Erst im 19. Jahrhundert erhielt der Ripener Vertrag neue Bedeutung, als der Historiker und Sekretär der schleswig-holsteinischen Ritterschaft Friedrich Christoph Dahlmann ihn zu einer Art Grundgesetz nicht nur für die Stände, sondern für die Herzogtümer als Ganzes erklärte. Angesichts des aufkeimenden nationalen Gegensatzes zwischen Deutsch und Dänisch entfaltete der bis dahin fast vergessene Vertrag ungeahnte Sprengkraft, da die Ritterschaft und bald auch weite Teile der ursprünglich liberalen schleswig-holsteinischen Bewegung ihn als "historisch verbrieftes Recht" ansahen. Die Erbansprüche des Herzogs Christian August von Augustenborg verstärkten dies zusätzlich. Das politische Schlagwort "Up ewig ungedeelt" (auf ewig ungeteilt) wurde 1841 in einem Gedicht des schleswig-holsteinisch gesinnten Apenrader Arztes August Wilhelm Neuber zurück und instrumentalisierte den Ripener Vertrag somit zusätzlich im Sinne der Loslösung Schleswigs und Holsteins von Dänemark.
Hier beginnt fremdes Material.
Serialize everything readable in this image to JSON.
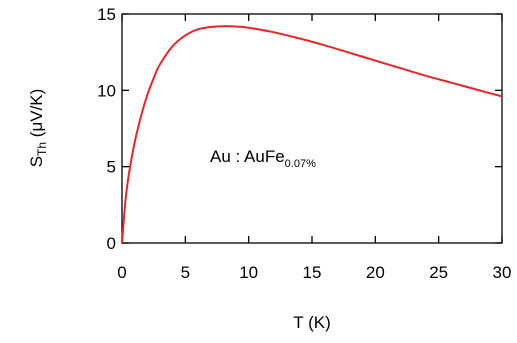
{
  "chart_data": {
    "type": "line",
    "xlabel": "T (K)",
    "ylabel": {
      "main": "S",
      "sub": "Th",
      "unit": " (μV/K)"
    },
    "annotation": {
      "main": "Au : AuFe",
      "sub": "0.07%"
    },
    "xlim": [
      0,
      30
    ],
    "ylim": [
      0,
      15
    ],
    "x_ticks": [
      0,
      5,
      10,
      15,
      20,
      25,
      30
    ],
    "y_ticks": [
      0,
      5,
      10,
      15
    ],
    "grid": false,
    "series": [
      {
        "color": "#e8262a",
        "x": [
          0,
          0.3,
          0.6,
          1,
          1.5,
          2,
          2.5,
          3,
          4,
          5,
          6,
          7,
          8,
          9,
          10,
          12,
          14,
          16,
          18,
          20,
          22,
          24,
          26,
          28,
          30
        ],
        "y": [
          0,
          3.0,
          4.8,
          6.6,
          8.3,
          9.7,
          10.8,
          11.7,
          12.9,
          13.6,
          14.0,
          14.15,
          14.2,
          14.18,
          14.1,
          13.8,
          13.4,
          12.95,
          12.45,
          11.95,
          11.45,
          10.95,
          10.5,
          10.05,
          9.6
        ]
      }
    ]
  }
}
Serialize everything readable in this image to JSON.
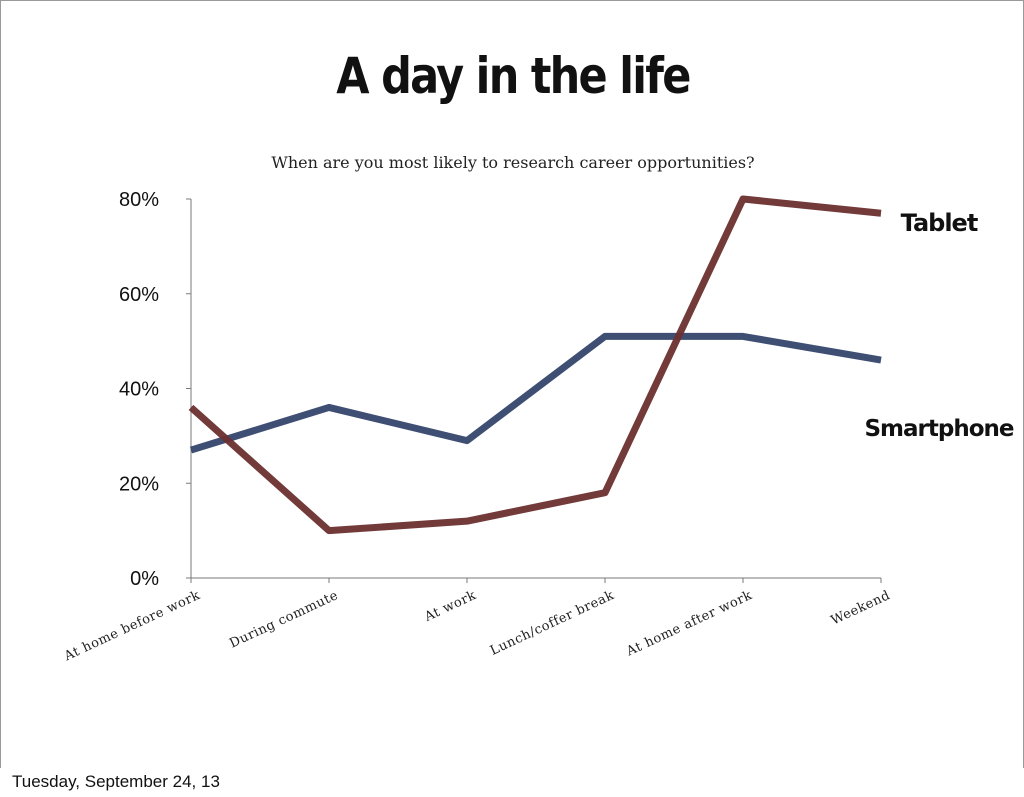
{
  "slide": {
    "title": "A day in the life",
    "subtitle": "When are you most likely to research career opportunities?"
  },
  "footer": {
    "date": "Tuesday, September 24, 13"
  },
  "chart_data": {
    "type": "line",
    "categories": [
      "At home before work",
      "During commute",
      "At work",
      "Lunch/coffer break",
      "At home after work",
      "Weekend"
    ],
    "series": [
      {
        "name": "Tablet",
        "values": [
          36,
          10,
          12,
          18,
          80,
          77
        ],
        "color": "#6b2f2f"
      },
      {
        "name": "Smartphone",
        "values": [
          27,
          36,
          29,
          51,
          51,
          46
        ],
        "color": "#34466b"
      }
    ],
    "ylim": [
      0,
      80
    ],
    "yticks": [
      "0%",
      "20%",
      "40%",
      "60%",
      "80%"
    ],
    "ytick_values": [
      0,
      20,
      40,
      60,
      80
    ],
    "xlabel": "",
    "ylabel": "",
    "grid": false,
    "legend": "direct labels at right end of lines"
  }
}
Doch auch auf dänischer Seite entwickelte sich eine Bewegung, bei der die Forderungen nach politischer Liberalisierung bald vor der nationalen Thematik in den Hintergrund gerieten. Die Eiderdänen beriefen sich auf die ursprüngliche Zugehörigkeit und bestehende Lehensverbindung Schleswigs zu Dänemark und forderten das gesamte Herzogtum Schleswig als Teil eines künftigen dänischen Nationalstaats. Beide Seiten ignorierten damit die Realitäten in dem sprachlich und kulturell gemischten Land. 1848 führten die Spannungen schließlich zum Bürgerkrieg, 1864 zum Ende des Gesamtstaats unter der dänischen Krone.
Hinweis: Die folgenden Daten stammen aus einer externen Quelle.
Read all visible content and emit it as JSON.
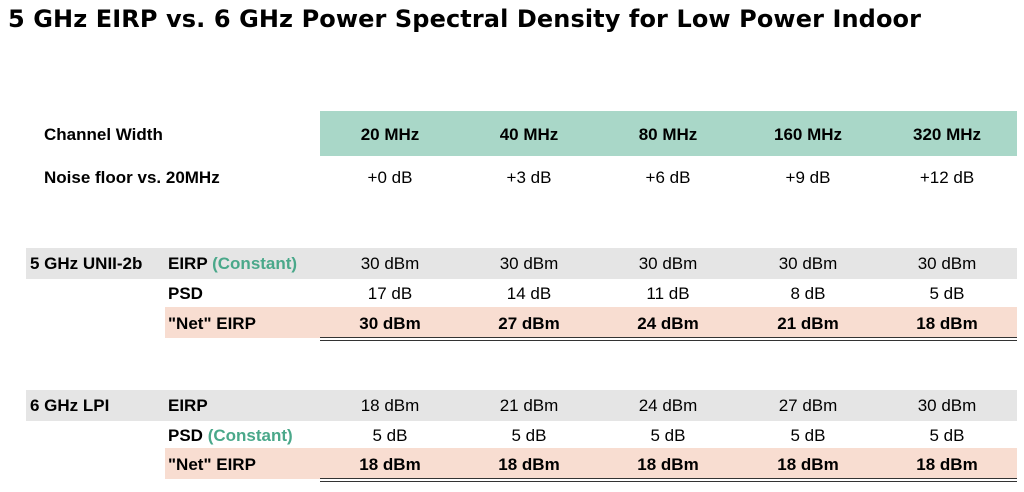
{
  "title": "5 GHz EIRP vs. 6 GHz Power Spectral Density for Low Power Indoor",
  "colors": {
    "header": "#a9d7c8",
    "grey_row": "#e5e5e5",
    "net_row": "#f8ddd1",
    "accent": "#4aa88a"
  },
  "header": {
    "label": "Channel Width",
    "widths": [
      "20 MHz",
      "40 MHz",
      "80 MHz",
      "160 MHz",
      "320 MHz"
    ]
  },
  "noise": {
    "label": "Noise floor vs. 20MHz",
    "values": [
      "+0 dB",
      "+3 dB",
      "+6 dB",
      "+9 dB",
      "+12 dB"
    ]
  },
  "unii": {
    "group_label": "5 GHz UNII-2b",
    "eirp_label": "EIRP",
    "eirp_note": "(Constant)",
    "eirp": [
      "30 dBm",
      "30 dBm",
      "30 dBm",
      "30 dBm",
      "30 dBm"
    ],
    "psd_label": "PSD",
    "psd": [
      "17 dB",
      "14 dB",
      "11 dB",
      "8 dB",
      "5 dB"
    ],
    "net_label": "\"Net\" EIRP",
    "net": [
      "30 dBm",
      "27 dBm",
      "24 dBm",
      "21 dBm",
      "18 dBm"
    ]
  },
  "lpi": {
    "group_label": "6 GHz LPI",
    "eirp_label": "EIRP",
    "eirp": [
      "18 dBm",
      "21 dBm",
      "24 dBm",
      "27 dBm",
      "30 dBm"
    ],
    "psd_label": "PSD",
    "psd_note": "(Constant)",
    "psd": [
      "5 dB",
      "5 dB",
      "5 dB",
      "5 dB",
      "5 dB"
    ],
    "net_label": "\"Net\" EIRP",
    "net": [
      "18 dBm",
      "18 dBm",
      "18 dBm",
      "18 dBm",
      "18 dBm"
    ]
  }
}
Obwohl der Vertrag von Ripen schon wenige Jahrzehnte nach seiner Abfassung immer mehr ausgehöhlt und durch neue Ordnungen ersetzt wurde, konnte er im 19. Jahrhundert zu einem Mythos werden. Dieser Mythos vom Ripener Vertrag als einem "schleswig-holsteinischen Grundgesetz" hielt sich in Schleswig-Holstein noch bis weit über die Mitte des 20. Jahrhunderts hinaus. Erst seit relativ kurzer Zeit wird der Vertrag wieder nüchterner als eine wichtige historische Übereinkunft beurteilt. Nicht die Unteilbarkeit Schleswigs und Holsteins wird als wichtigster Aspekt angesehen, sondern die Schaffung einer gemeinsamen Landesherrschaft.

Literatur

  • Kai Fuhrmann, Geschichte der schleswig-holsteinischen Ritterschaft von 1460-1711/12. Eine Überblicksdarstellung, Kiel 2002
  • Carsten Jahnke: "dat se bliven ewich tosamende ungedelt". Neue Überlegungen zu einem alten Schlagwort. Zeitschrift der Gesellschaft für schleswig-holsteinische Geschichte 128, 2003, S. 45-59
  • Ulrich Lange (Hrsg.): Geschichte Schleswig-Holsteins von den Anfängen bis zur Gegenwart. Neumünster 2. Aufl. 2003
  • Thomas Riis: Up ewig ungedeelt. Ein Schlagwort und sein Hintergrund. in: Thomas Stamm-Kuhlmann (Hrsg.): Geschichtsbilder. Festschrift für Michael Salewski. Stuttgart 2003, S. 158-167
  • Henning von Rumohr (Hrsg.): Dat se bliven tosamende ewich ungedelt. Festschrift der schleswig-holsteinischen Ritterschaft zur 500. Wiederkehr des Tages von Ripen am 5. März 1960. Neumünster 1960

Quellen und Anmerkungen

  1. Christian III. wurde Herzog des königlichen Anteils, Adolf von Schleswig-Holstein-Gottorf und Johann von Schleswig-Holstein-Hadersleben.